Divergências unem Davos e Porto Alegre
24 de janeiro de 2003Para Claus Leggewie, autor do artigo Jargão neoliberal e esperanto anticapitalista, publicado na edição de 23/1/2003 do influente diário alemão Frankfurter Rundschau, o "duelo à distância entre Davos e Porto Alegre é também uma luta das formas de um novo engajamento cívico". A evolução dos fatos nos últimos anos inverteu a situação, afirma Leggewie: "Não são mais os adversários da globalização que se devem justificar, mas são seus defensores que têm de conquistar confiança."
"Criar confiança" é este ano o tema do Fórum Econômico Mundial. Segundo o autor, isto é uma necessidade para Davos, "depois que estourou a bolha da especulação e se tornou conhecido, como os dirigentes do mundo, de salários exorbitantes, ainda se enriqueceram ilicitamente, antes de jogar as suas firmas – criminosamente sobrevalorizadas – no buraco, juntamente com os empregados, as caixas de pecúlio e a confiança dos consumidores".
Lula como símbolo
Apesar disto, considera Claus Leggewie, os temas dos painéis e dos fóruns tornaram-se convergentes e soam cada vez mais semelhantes, mesmo que em Davos se fale o "jargão neoliberal" e em Porto Alegre, o "esperanto anticapitalista". Independentemente de suas características próprias, os dois eventos reforçam a constatação de que não se pode seguir os rumos tomados até agora na economia mundial.
Leggewie cita a participação do presidente brasileiro Luiz Inácio Lula da Silva como um verdadeiro símbolo da convergência dos dois fóruns.
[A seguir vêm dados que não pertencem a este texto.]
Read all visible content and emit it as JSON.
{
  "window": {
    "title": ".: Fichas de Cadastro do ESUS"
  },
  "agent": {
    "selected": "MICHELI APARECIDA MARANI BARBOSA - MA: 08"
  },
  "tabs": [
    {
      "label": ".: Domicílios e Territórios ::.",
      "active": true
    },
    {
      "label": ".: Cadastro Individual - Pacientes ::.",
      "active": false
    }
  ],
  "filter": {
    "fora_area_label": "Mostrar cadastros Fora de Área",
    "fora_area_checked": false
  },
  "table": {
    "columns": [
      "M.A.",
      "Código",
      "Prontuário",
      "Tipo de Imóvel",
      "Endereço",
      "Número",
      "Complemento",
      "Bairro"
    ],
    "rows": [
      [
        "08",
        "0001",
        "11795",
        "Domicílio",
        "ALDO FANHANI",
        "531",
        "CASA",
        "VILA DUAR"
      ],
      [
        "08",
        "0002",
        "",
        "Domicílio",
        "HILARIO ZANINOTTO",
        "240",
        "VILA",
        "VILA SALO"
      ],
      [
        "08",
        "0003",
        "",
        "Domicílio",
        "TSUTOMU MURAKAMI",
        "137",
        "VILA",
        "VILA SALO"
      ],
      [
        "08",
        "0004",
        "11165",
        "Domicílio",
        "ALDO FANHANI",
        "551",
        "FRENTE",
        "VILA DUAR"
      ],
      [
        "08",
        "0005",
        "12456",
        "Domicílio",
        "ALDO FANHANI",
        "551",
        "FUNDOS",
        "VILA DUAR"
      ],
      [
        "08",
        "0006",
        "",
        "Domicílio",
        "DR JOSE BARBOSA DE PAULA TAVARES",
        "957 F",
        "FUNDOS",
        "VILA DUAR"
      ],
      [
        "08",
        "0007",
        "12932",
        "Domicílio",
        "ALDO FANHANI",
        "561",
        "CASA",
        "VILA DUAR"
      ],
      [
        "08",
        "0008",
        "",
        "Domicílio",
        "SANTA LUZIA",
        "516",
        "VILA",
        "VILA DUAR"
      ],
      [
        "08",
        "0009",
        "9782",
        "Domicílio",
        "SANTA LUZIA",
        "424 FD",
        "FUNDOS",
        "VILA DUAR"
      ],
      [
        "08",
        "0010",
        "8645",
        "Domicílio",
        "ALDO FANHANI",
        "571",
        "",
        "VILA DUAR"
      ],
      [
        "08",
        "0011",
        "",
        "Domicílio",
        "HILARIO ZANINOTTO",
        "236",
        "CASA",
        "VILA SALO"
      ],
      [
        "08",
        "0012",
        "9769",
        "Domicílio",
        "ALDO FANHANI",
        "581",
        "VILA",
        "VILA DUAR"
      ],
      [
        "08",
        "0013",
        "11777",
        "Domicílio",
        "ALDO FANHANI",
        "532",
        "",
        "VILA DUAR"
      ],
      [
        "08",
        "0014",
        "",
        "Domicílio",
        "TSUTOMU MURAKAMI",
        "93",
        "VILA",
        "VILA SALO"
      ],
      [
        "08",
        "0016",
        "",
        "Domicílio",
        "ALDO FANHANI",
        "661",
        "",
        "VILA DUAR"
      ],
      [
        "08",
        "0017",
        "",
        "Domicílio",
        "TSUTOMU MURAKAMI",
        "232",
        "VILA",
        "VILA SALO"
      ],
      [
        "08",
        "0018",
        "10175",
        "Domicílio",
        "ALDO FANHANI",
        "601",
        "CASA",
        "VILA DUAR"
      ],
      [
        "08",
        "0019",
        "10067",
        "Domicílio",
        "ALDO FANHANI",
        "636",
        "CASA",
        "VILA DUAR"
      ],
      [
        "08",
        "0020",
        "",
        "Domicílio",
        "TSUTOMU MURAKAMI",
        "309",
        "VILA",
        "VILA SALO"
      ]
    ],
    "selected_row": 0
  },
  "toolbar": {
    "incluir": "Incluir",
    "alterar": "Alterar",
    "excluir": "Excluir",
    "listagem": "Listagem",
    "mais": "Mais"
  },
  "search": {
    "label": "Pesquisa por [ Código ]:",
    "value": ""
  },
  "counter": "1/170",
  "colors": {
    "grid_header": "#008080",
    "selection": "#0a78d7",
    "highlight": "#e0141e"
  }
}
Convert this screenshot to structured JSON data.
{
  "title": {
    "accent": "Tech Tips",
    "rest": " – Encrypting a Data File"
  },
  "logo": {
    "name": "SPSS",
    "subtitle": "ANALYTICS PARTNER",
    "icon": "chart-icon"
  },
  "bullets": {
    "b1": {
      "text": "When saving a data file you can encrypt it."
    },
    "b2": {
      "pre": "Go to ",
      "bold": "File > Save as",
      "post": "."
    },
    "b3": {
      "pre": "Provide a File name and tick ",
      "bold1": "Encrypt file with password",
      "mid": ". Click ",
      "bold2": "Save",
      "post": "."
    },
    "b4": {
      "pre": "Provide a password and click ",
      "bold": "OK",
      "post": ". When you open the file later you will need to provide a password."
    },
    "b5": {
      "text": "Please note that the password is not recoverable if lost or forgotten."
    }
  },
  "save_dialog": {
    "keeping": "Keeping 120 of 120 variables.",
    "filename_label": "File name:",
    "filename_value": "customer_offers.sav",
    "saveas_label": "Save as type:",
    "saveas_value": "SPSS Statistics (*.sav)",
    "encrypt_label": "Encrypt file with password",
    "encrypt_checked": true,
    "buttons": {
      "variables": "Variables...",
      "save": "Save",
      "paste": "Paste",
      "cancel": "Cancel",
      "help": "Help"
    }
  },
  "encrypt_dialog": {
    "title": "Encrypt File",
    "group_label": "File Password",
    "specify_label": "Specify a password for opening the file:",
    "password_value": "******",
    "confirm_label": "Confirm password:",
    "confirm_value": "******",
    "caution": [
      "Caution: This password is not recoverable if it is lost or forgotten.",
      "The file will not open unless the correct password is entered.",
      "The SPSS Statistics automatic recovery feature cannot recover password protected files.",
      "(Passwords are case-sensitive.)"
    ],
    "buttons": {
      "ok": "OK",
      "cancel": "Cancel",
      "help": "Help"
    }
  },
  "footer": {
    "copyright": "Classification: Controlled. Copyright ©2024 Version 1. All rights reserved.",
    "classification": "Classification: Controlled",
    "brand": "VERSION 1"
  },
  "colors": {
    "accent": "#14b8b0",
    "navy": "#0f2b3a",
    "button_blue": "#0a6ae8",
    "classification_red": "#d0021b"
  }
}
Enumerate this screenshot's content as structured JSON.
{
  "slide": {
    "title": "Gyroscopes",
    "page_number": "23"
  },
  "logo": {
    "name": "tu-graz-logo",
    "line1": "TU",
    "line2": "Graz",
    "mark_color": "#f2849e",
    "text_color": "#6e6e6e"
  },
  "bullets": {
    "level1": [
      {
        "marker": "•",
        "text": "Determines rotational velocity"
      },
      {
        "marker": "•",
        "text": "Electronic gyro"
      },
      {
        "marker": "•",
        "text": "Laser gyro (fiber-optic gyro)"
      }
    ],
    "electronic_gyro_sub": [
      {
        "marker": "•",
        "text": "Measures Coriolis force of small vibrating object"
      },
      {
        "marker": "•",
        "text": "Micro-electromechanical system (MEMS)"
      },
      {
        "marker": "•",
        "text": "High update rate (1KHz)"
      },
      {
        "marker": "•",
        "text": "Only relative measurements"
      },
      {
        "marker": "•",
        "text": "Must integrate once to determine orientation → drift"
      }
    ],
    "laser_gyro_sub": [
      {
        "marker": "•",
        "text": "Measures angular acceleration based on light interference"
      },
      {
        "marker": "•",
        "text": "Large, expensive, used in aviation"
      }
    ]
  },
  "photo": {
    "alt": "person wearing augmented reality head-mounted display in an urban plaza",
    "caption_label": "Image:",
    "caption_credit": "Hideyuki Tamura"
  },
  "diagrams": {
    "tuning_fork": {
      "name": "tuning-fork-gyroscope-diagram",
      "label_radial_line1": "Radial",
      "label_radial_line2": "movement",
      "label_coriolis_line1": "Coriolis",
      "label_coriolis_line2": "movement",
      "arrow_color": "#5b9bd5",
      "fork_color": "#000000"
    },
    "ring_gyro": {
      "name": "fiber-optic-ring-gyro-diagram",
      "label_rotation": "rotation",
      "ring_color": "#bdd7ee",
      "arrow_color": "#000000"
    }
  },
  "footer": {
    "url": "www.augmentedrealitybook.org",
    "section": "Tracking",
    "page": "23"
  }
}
Para ele, os participantes de Davos tendem a constatar que ninguém passaria ileso pela eventual eliminação completa da economia regulamentada, em especial os países pobres nos dois hemisférios.
Tapumes grossos
Mas o mesmo ocorre no lado oposto, segundo o autor: "Também em Porto Alegre, predominará a constatação de que não se pode simplesmente abandonar a carruagem chamada economia mundial, quando se bem entender, e que o anseio de maior justiça social, de preservação ambiental e de democracia significa a necessidade de furar buracos em tapumes muito, muito grossos."
Leggewie conclui com o argumento de que a ameaça de guerra é um dos principais fatores que leva à convergência dos dois fóruns: "O que mais une os irmãos inimigos de Davos e de Porto Alegre, apesar de todas as divergências, (…) é o fato de que são os mais importantes obstáculos da guerra. O capital pode argumentar com a fragilidade da economia mundial (e tem de conter o grupo dos que buscam lucro com ela); o movimento pacifista transnacional pode criar insegurança para o partido beligerante, através da televisão e da sua influência nas enquetes, como ocorreu recentemente em Washington."
Finta dos globalizadores
Já Christian Semler, autor do artigo Dois lugares, dois espíritos, publicado pelo diário alemão Tageszeitung, vê as semelhanças entre os dois fóruns como uma finta dos organizadores de Davos. Ele cita a opinião de Antônio Martins, o líder da organização Attac no Brasil: "Que os príncipes da globalização, na direção das empresas e na política, tenham aberto seus corações para os problemas sociais e ecológicos do mundo é para ele mera retórica, apenas a música que acompanha a liberalização contínua dos mercados."
Na opinião de Semler, os dois eventos continuam distantes entre si: "Existem, de fato, diferenças básicas entre as duas conferências, no que diz respeito ao caráter dos fóruns, à autoconsciência e à apresentação dos participantes, ao tratamento dos problemas e à metódica das vias de solução."
Uma das principais diferenças entre Davos e Porto Alegre, diz o autor, está na forma da sua realização – "uma é fechada, a outra é aberta". Enquanto na Suíça o círculo dos participantes é escolhido com extremo rigor, no Rio Grande do Sul toda pessoa interessada e engajada é bem-vinda e pode participar livremente dos debates.
Nomes famosos
Apesar disto, Christian Semler também vê algumas semelhanças: "Davos considera importante enfeitar-se com nomes famosos dos setores político, econômico e científico. Também em Porto Alegre, é desejada a presença de renomados críticos da globalização."
E pergunta, de forma irônica: "Por que a esquerda adora as manifestações de massa, enquanto que os poderosos e pseudo-poderosos preferem clubes fechados?"